In our cross-sectional study, patients having suffered adverse events of phenprocoumon may be underrepresented due to death or switch to other forms of treatment. If these (early) adverse events were related to rare CYP2C9 variants, it seems possible that the overall importance of the CYP2C9 genotype for phenprocoumon-induced bleeding was underestimated (and carriers of rare variant alleles underrepresented). The mean length of treatment being 5 years, patients in our study can be expected to be stabilized on phenprocoumon, but still the CYP2C9 genotype stands out as a risk factor for bleeding.

The high rate of comorbidity, typical for (mostly) elderly patients in general practice, explains the high comedication of anticoagulated patients [33, 34] and highlights the need for monitoring with regard to drug interactions and susceptibility to complications.

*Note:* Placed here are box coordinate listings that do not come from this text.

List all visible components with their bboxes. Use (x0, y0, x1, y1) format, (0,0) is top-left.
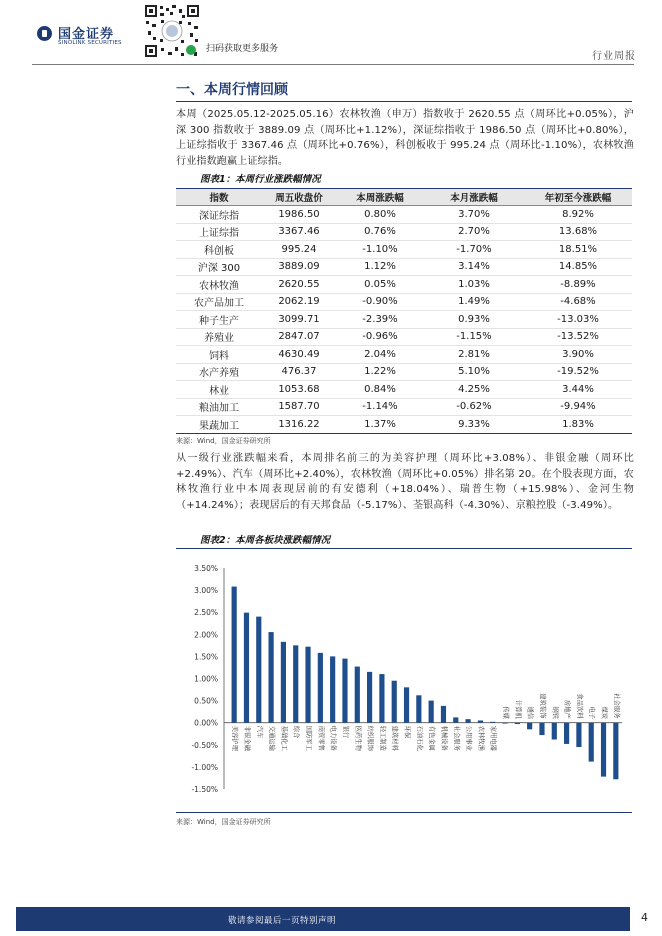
column-header: 年初至今涨跌幅 (524, 189, 632, 206)
bar (367, 672, 372, 723)
value-cell: 13.68% (524, 223, 632, 241)
page-number: 4 (641, 911, 648, 924)
x-category-label: 计算机 (514, 699, 522, 719)
bar (305, 647, 310, 723)
x-category-label: 机械设备 (440, 725, 448, 751)
index-name-cell: 上证综指 (176, 223, 262, 241)
bar (576, 723, 581, 747)
column-header: 本月涨跌幅 (424, 189, 524, 206)
value-cell: 2062.19 (262, 293, 336, 311)
table-row (176, 346, 632, 364)
logo-en: SINOLINK SECURITIES (58, 40, 122, 46)
x-category-label: 美容护理 (231, 725, 239, 751)
value-cell: 2.81% (424, 346, 524, 364)
bar (330, 656, 335, 722)
y-tick-label: -1.50% (191, 785, 218, 794)
x-category-label: 社会服务 (452, 725, 460, 751)
bar (355, 667, 360, 723)
x-category-label: 建筑装饰 (538, 693, 546, 719)
section-title-underline (176, 101, 632, 102)
x-category-label: 轻工制造 (378, 725, 386, 751)
x-category-label: 纺织服饰 (366, 725, 374, 751)
table-title: 图表1：本周行业涨跌幅情况 (200, 174, 321, 185)
value-cell: -2.39% (336, 311, 424, 329)
value-cell: -1.10% (336, 241, 424, 259)
index-name-cell: 粮油加工 (176, 398, 262, 416)
value-cell: -0.90% (336, 293, 424, 311)
x-category-label: 汽车 (255, 725, 263, 739)
bar (256, 617, 261, 723)
bar (293, 645, 298, 722)
value-cell: 1.83% (524, 416, 632, 434)
footer-disclaimer: 敬请参阅最后一页特别声明 (228, 916, 337, 926)
market-review-paragraph: 本周（2025.05.12-2025.05.16）农林牧渔（申万）指数收于 2620.55 点（周环比+0.05%），沪深 300 指数收于 3889.09 点（周环比+1.12%），深证综指收于 1986.50 点（周环比+0.80%），上证综指收于 3367.46 点（周环比+0.76%），科创板收于 995.24 点（周环比-1.10%），农林牧渔行业指数跑赢上证综指。 (176, 109, 634, 167)
value-cell: 14.85% (524, 258, 632, 276)
value-cell: 3099.71 (262, 311, 336, 329)
y-tick-label: -1.00% (191, 762, 218, 772)
bar (318, 653, 323, 723)
column-header: 指数 (176, 189, 262, 206)
index-name-cell: 农林牧渔 (176, 276, 262, 294)
value-cell: 3.90% (524, 346, 632, 364)
index-name-cell: 沪深 300 (176, 258, 262, 276)
y-tick-label: 1.00% (194, 674, 218, 684)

Previous studies did not report details on comedication [35], they excluded patients "with drug interactions as apparent cause for low-dose requirements"[8] or adjusted for any [9] or CYP2C9-dependent [10] comedication. Judicious use of genetic testing may be justified in patients starting oral anticoagulation or presenting additional risk factors, including consumption of drugs that may increase hypocoagulation or have a CYP2C9-dependent metabolism. Intolerance of losartan as well as diclofenac (and other NSAIDs) reported by a few patients merits further studies, because metabolism of losartan and diclofenac depends on CYP2C9. [36, 37] We cannot exclude, however, that the association of bleeding risk and reported drug intolerance was confounded by patients reporting GPs' recommendations to avoid certain drugs (such as aspirin) as "drug intolerance."